Il est symbolique à ce propos que
l’événement marquant de cette date-anniversaire du 1er octobre
ait été l’exécution en grandes pompes, avec
facturation en prime de la balle aux familles d’un millier de condamnés
à mort à travers tout le pays, dans le cadre d’une campagne
de « nettoyage tous azimuts », et selon l’adage : « Il
faut tuer le poulet criminels, voleurs pour effrayer le singe
dissidents, syndicalistes indépendants ». En effet,
depuis quelques années, des mouvements de protestation et d’agitation
sociale éclatent un peu partout, dans les villes comme dans les
campagnes, remettant en cause à la fois le monopole politique exercé
par le parti communiste et le mouvement de restructuration à marche
forcée de l’appareil économique d’État. Et c’est le
risque de convergence de la contestation dans le domaine politique et dans
le domaine social qui explique l’escalade dans la répression actuellement
engagée par le régime contre ce risque de « subversion
». Les caciques au pouvoir l’ont dit et redit : « La Chine
n’adoptera jamais un système politique à l’occidentale et
a appelé ses compatriotes à suivre, pendant les cent années
qui viennent, la ligne fondamentale du parti communiste chinois »
(2). « S’il s’agit d’évoluer vers un système multipartite
et d’essayer de nier la direction unique du parti communiste, les nouveaux
partis politiques ne seront pas autorisés » (3).
Le gouvernement chinois a pourtant souscrit
à la Déclaration universelle des Droits de l’Homme ; il a
signé tant le Pacte International « relatif aux droits économiques
et sociaux » que celui « relatif aux droits civils et politiques
» (4), et l’article 35 de la Constitution prévoit que «
les citoyens de la République populaire de Chine jouissent de la
liberté de parole, de la presse, de réunion, d’association,
de cortège et de manifestation ».
Mais ces textes sont réduits à
néant, outre le préambule de la Constitution placée
sous l’autorité de la « dictature du prolétariat »,
avec la promulgation le 25 octobre 1998 de deux décrets réglementant
l’enregistrement et le fonctionnement des « organisations à
but non lucratif indépendantes de l’État ». Malgré
cette course d’obstacles kafkaïenne, le Parti Démocratique
Chinois, d’orientation réformiste et libérale, qui revendique
un millier de membres (5), répartis dans 23 des 30 provinces chinoises,
a tenté à plusieurs reprises de se faire enregistrer, tout
en reconnaissant le rôle prépondérant joué par
le parti communiste dans la conduite des affaires du pays.
La réponse du pouvoir n’a pas tardé
: une répression immédiate et féroce, les peines prononcées
tournant en général autour de la dizaine d’années
de prison. C’est ainsi que trois de ses principaux dirigeants ont été
arrêtés le 30 novembre 1998 et leur procès instruit
dans un délai inhabituellement court, puisque les condamnations
sont intervenues dans les trois semaines ! Les 21 et 22 décembre,
Xu Wenli, vétéran du premier Printemps de Pékin de
1978-79, Wang Youcai et Qin Yongmin ont été condamnés
respectivement à 13, 12 et 12 ans de prison.

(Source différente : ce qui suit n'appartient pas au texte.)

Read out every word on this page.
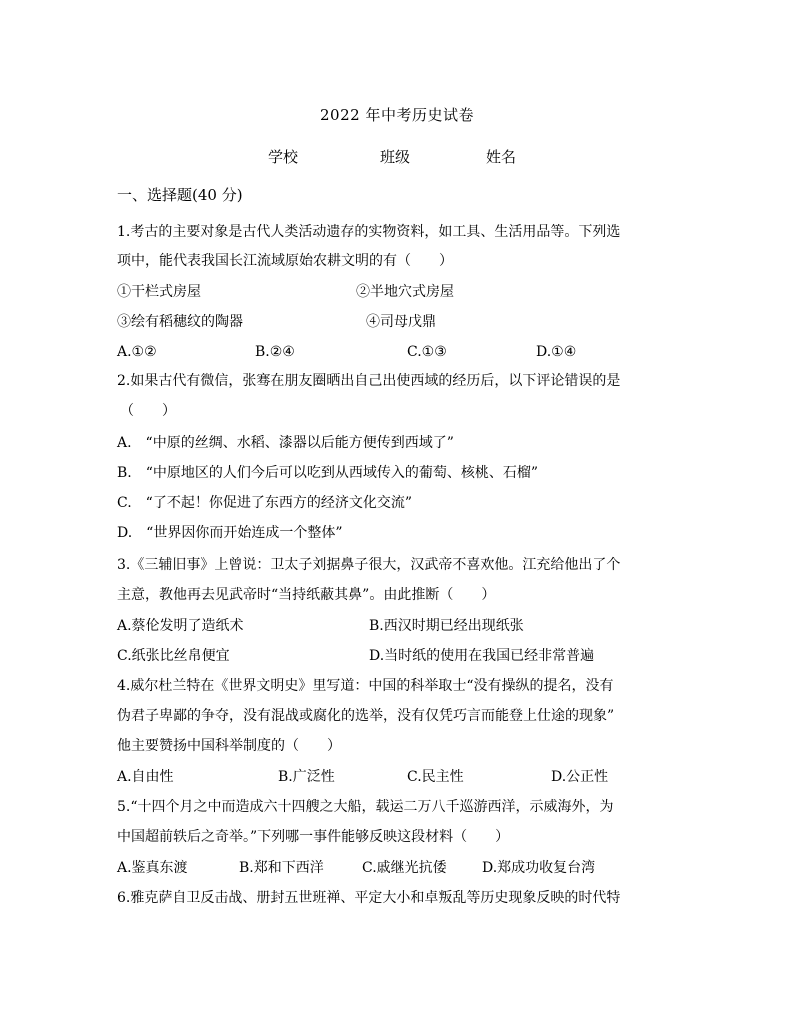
2022 年中考历史试卷
学校	班级	姓名
一、选择题(40 分)
1.考古的主要对象是古代人类活动遗存的实物资料，如工具、生活用品等。下列选
项中，能代表我国长江流域原始农耕文明的有（　　）
①干栏式房屋	②半地穴式房屋
③绘有稻穗纹的陶器	④司母戊鼎
A.①②	B.②④	C.①③	D.①④
2.如果古代有微信，张骞在朋友圈晒出自己出使西域的经历后，以下评论错误的是
（　　）
A.　“中原的丝绸、水稻、漆器以后能方便传到西域了”
B.　“中原地区的人们今后可以吃到从西域传入的葡萄、核桃、石榴”
C.　“了不起！你促进了东西方的经济文化交流”
D.　“世界因你而开始连成一个整体”
3.《三辅旧事》上曾说：卫太子刘据鼻子很大，汉武帝不喜欢他。江充给他出了个
主意，教他再去见武帝时“当持纸蔽其鼻”。由此推断（　　）
A.蔡伦发明了造纸术	B.西汉时期已经出现纸张
C.纸张比丝帛便宜	D.当时纸的使用在我国已经非常普遍
4.威尔杜兰特在《世界文明史》里写道：中国的科举取士“没有操纵的提名，没有
伪君子卑鄙的争夺，没有混战或腐化的选举，没有仅凭巧言而能登上仕途的现象”
他主要赞扬中国科举制度的（　　）
A.自由性	B.广泛性	C.民主性	D.公正性
5.“十四个月之中而造成六十四艘之大船，载运二万八千巡游西洋，示威海外，为
中国超前轶后之奇举。”下列哪一事件能够反映这段材料（　　）
A.鉴真东渡	B.郑和下西洋	C.戚继光抗倭	D.郑成功收复台湾
6.雅克萨自卫反击战、册封五世班禅、平定大小和卓叛乱等历史现象反映的时代特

Même motif pour tous les trois :
« tentative de subversion ». Devant la pression continue de
la répression, le P.D.C. n’a pu tenir son premier congrès
prévu à Wuhan (6), capitale du Hubéi au centre de
la Chine, du 1er au 3 mars 1999, les principaux organisateurs ayant été
interpellés. Et les peines continuent à tomber dru sur ses
militants : toujours pour le même crime de « subversion »,
Zha Jianguo et Gao Hongmin ont été condamnés le 2
août 1999 à respectivement 9 et 8 ans de prison, Liu Xianbin
et She Wanbao le 6 août à 13 et 12 ans.
Même ceux qui agissent isolement
sont châtiés sévèrement lorsque leur exemple
risque de faire tache d’huile. Pour avoir fourni 30 000 adresses Internet
électroniques chinoises à des dissidents réfugiés
aux États-Unis, Lin Hai a été condamné par
une Cour de Shanghaï à 2 ans de prison pour « incitation
au renversement de l’État ». Wang Wanxing, lui, est toujours
interné en asile psychiatrique pour « monomanie politique
», après avoir été arrêté le 3
juin 1992 place Tian Anmen, alors qu’il tentait de dérouler une
banderole en mémoire des victimes de la répression trois
ans auparavant, son geste étant perçu comme une « inacceptable
provocation à l’égard de la direction du Parti ». Sa
femme ayant demandé « qu’est-ce que la monomanie politique
? », les médecins lui ont répondu : « Il faut
être fou pour vouloir manifester place Tian Anmen ! ». Wang
a pourtant écrit entre temps aux autorités qu’il n’avait
jamais demandé le renversement du gouvernement ni tenté de
former un parti. Ce sont plutôt les hiérarques du PCC qui
sont atteints de « monomanie » ! Mais ils auraient bien tort
de se gêner, compte tenu de la complicité de la communauté
internationale à leur égard. En effet, le 23 avril 1999,
par 22 voix pour, 17 contre et 14 abstentions, la Commission des Droits
de l’Homme de l’ONU a voté une motion chinoise de non-examen (6)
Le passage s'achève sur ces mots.